A facilidade de abertura dessas contas promoveu uma verdadeira farra no setor de câmbio do banco paranaense. Doleiros de todo o País abriram contas em nome de laranjas no Banestado, principalmente no Paraguai, de onde o dinheiro era transferido para outros países sem que o BC tomasse conhecimento sequer de quem era seu titular. Mas a força-tarefa nunca teve dúvidas da cumplicidade de gerentes e diretores do banco, que, no mínimo, concordavam com a abertura das contas. Numa, um desempregado depositou R$ 15 milhões.
Foram abertos milhares de inquéritos em todo o País, com 631 pessoas denunciadas. Segundo o promotor de Justiça Silvio Marques, "boa parte do dinheiro desviado dos cofres públicos pelo ex-prefeito Paulo Maluf foi enviada ao exterior mediante contas do Banestado em Nova York".
Seu colega Vladimir Aras, que participou das investigações, lamentou a ocorrência da prescrição, mas esta decorreu da lerdeza com que a Justiça tratou o caso, exceção feita à primeira instância - o juiz Sergio Fernando Moro, da 2.ª Vara Criminal de Curitiba, só precisou de 12 meses para decidir: em 2004, os 14 acusados foram condenados a penas de até 12 anos e 8 meses na cadeia.
O mesmo, contudo, não pode ser dito das outras instâncias. A ação permaneceu cinco anos nas gavetas do Tribunal Regional Federal (TRF) da 4.ª Região, em Porto Alegre, para julgamento de apelações da defesa. O TRF-4 absolveu os acusados do crime de formação de quadrilha e lhes reduziu significativamente as penas, além de ter dado uma contribuição importante ao transcurso de prazo para a prescrição das penas dos réus cuja condenação manteve.
De lá o processo subiu para o Superior Tribunal de Justiça que o reteve por mais três anos. A Procuradoria-Geral da República demorou um ano e três meses para emitir parecer. Completados dez anos da abertura das investigações, o STJ reconheceu a prescrição dos condenados a cumprir penas por gestão fraudulenta e evasão de divisas, acusações que pesavam sobre sete réus. Mais três respondem por gestão fraudulenta.

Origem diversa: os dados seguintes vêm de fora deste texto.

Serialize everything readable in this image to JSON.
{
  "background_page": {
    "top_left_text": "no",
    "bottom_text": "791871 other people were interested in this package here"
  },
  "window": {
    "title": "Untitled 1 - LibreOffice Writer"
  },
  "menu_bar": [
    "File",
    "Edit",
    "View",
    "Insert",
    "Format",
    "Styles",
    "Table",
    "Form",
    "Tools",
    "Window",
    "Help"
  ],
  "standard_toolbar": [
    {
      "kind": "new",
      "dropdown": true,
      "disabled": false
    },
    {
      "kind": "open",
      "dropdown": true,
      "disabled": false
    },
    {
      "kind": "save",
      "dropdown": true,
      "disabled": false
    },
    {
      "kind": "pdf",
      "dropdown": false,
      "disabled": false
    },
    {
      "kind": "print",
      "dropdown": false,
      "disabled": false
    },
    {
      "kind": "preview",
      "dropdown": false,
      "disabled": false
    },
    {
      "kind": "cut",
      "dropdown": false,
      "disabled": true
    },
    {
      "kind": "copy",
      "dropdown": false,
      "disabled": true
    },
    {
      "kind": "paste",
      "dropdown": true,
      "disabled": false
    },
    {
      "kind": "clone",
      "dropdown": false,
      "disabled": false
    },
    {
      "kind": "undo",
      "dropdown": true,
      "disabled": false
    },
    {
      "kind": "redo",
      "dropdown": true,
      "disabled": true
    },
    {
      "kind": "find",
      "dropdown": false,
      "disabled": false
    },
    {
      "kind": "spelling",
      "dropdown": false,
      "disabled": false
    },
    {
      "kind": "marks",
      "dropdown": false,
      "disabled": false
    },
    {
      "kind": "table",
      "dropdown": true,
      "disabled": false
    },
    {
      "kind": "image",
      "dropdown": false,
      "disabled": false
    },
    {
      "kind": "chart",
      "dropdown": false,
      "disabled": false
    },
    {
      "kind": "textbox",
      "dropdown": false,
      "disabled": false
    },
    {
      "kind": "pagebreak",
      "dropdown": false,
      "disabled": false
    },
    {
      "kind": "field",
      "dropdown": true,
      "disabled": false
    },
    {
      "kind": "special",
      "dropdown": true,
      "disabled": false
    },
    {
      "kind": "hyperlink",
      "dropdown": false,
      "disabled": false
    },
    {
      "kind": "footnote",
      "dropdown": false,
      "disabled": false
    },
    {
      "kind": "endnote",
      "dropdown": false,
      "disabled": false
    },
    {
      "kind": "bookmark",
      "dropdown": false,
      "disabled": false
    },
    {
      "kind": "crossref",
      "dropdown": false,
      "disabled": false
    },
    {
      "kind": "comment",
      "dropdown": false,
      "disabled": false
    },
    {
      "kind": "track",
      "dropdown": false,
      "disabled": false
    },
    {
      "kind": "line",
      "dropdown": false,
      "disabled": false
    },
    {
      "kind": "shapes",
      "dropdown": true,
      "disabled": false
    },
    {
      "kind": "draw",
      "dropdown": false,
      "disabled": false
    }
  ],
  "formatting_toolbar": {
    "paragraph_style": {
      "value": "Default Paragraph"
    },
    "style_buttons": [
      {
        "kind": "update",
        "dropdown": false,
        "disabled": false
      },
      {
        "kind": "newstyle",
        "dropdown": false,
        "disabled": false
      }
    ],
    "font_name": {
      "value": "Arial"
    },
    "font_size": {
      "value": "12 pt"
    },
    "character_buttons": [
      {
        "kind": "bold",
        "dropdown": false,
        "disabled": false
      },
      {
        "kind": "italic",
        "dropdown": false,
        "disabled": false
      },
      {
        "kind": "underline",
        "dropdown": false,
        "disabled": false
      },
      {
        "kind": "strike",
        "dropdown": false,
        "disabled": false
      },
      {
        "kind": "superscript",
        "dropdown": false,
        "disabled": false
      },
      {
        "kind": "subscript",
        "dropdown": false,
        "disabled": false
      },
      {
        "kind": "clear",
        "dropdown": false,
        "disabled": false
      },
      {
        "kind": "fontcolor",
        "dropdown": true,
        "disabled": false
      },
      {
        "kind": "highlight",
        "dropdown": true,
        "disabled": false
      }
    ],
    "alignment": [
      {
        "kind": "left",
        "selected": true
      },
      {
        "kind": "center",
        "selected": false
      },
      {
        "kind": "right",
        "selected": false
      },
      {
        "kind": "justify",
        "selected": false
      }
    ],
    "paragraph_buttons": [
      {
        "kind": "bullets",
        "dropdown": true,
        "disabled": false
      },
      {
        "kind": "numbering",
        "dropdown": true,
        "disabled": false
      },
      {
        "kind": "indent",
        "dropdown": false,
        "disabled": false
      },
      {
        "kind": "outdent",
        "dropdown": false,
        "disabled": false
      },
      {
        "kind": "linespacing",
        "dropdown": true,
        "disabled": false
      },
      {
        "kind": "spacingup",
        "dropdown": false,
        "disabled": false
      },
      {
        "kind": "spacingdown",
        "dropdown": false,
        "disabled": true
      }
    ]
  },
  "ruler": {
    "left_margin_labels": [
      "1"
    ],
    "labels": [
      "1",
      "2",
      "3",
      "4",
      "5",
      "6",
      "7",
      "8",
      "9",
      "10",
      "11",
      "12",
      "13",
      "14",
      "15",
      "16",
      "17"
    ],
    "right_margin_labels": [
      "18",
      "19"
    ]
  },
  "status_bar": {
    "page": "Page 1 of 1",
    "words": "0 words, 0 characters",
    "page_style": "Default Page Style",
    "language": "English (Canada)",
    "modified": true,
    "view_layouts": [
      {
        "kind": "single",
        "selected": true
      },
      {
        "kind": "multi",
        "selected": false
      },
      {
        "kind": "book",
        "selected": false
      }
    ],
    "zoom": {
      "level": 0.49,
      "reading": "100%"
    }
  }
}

A força-tarefa bloqueou R$ 333,5 milhões no Brasil e mais R$ 34,6 milhões no exterior. O promotor Vladimir Aras comemorou o repatriamento de US$ 3,6 milhões. Qualquer quantia devolvida aos cores públicos é bem-vinda. Mas isso é relativo: primeiro, são migalhas comparadas com o total desviado. E, em segundo lugar, a impunidade dos larápios dificulta o longo, árduo e, como no caso, inútil combate contra a corrupção no Brasil.